TABLE 1 class B mapping table

Step 6: after A, B mapping replacement is completed, the program will merge the data after A, B cleaning rule level replacement, and perform level form frequency statistics of each data row under each standard term to generate a level form frequency statistics table. And the quality control of the grade replacement result can be realized by observing whether the grade form distribution proportion of each data column under the same standard term is abnormal or not through the grade form frequency statistical table.

TABLE 2 frequency statistics table for grade morphology

And 7: there may be multiple data columns under the same standard terminology (stool analysis-red blood cells), and data columns normalized to the same standard terminology are merged.

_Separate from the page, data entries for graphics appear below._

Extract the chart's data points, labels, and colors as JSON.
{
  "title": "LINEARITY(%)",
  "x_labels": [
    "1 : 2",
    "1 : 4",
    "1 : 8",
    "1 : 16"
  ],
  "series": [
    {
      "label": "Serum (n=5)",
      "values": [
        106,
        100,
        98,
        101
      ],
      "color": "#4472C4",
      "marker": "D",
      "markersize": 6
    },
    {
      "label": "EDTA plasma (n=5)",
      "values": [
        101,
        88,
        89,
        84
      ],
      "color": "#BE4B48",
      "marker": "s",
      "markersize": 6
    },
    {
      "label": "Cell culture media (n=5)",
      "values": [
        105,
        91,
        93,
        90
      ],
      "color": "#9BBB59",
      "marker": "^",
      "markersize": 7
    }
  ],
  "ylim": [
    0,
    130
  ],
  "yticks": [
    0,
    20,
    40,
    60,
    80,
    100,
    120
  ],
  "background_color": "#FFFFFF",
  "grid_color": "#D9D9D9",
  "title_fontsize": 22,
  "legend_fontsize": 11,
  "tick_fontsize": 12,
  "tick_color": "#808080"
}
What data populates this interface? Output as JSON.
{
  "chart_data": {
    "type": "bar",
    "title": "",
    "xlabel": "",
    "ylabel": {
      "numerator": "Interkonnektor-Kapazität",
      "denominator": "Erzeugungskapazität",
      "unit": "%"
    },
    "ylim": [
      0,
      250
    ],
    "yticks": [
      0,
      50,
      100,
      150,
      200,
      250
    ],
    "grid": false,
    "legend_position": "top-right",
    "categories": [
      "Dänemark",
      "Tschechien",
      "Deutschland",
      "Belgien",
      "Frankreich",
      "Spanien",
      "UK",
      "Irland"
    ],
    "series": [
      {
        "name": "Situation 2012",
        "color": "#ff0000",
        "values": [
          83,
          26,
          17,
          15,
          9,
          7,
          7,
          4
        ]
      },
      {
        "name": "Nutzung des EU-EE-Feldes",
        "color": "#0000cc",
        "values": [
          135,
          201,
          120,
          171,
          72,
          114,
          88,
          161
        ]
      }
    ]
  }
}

If the level morphology is inconsistent under the same standard term of the same patient ID after combination, the level morphology is marked as a combination conflict, and finally, the only and correct level morphology is selected from the combination conflict.

It will be understood that modifications and variations can be made by persons skilled in the art in light of the above teachings and all such modifications and variations are intended to be included within the scope of the invention as defined in the appended claims.

Claims

1. A method for normalizing grade data in medical data, the method comprising the steps of:

and 5: class B mapping rules: replacing the data content in the data column which belongs to the non-pure numerical form with a corresponding hierarchical form through a standard mapping library;

step 6, after cleaning through A, B mapping rules, combining cleaning results to generate a grade form frequency table, and performing quality control on the cleaning results;

2. The method for standardizing the grading data in the medical data as claimed in claim 1, wherein the step 1 is characterized in that the concrete method of standardization processing of the list names comprises the following steps:

3. The method for normalizing grade data in medical data according to claim 1, wherein the specific method of step 2 is as follows:

4. The method for normalizing grade data in medical data according to claim 1, wherein the specific method of step 4 is as follows:

5. The method for normalizing grade data in medical data according to claim 1, wherein the specific method of step 5 is as follows:

6. The method for normalizing grade data in medical data according to claim 1, wherein the specific method of step 6 is as follows:

and (3) carrying out statistics on the level form frequency of each data column under each standard term through an algorithm to generate a level data form frequency statistical table, wherein the form of the statistical table is as follows: standard term name-data source unit/data column-grade morphology frequency-grade morphology percentage; and judging whether the grade form distribution proportion of each data column under the same standard term is abnormal or not by an algorithm based on the grading standard and manual labeling of the standard term table to realize quality control on the grade cleaning result.

7. The method for normalizing grade data in medical data according to claim 1, wherein the step 7 is performed by:

combining all data columns under the same standard term through an algorithm, marking different grade morphologies corresponding to the same patient under two or more same standard terms as combination conflicts, and finally selecting the only correct grade morphology from the combination conflicts.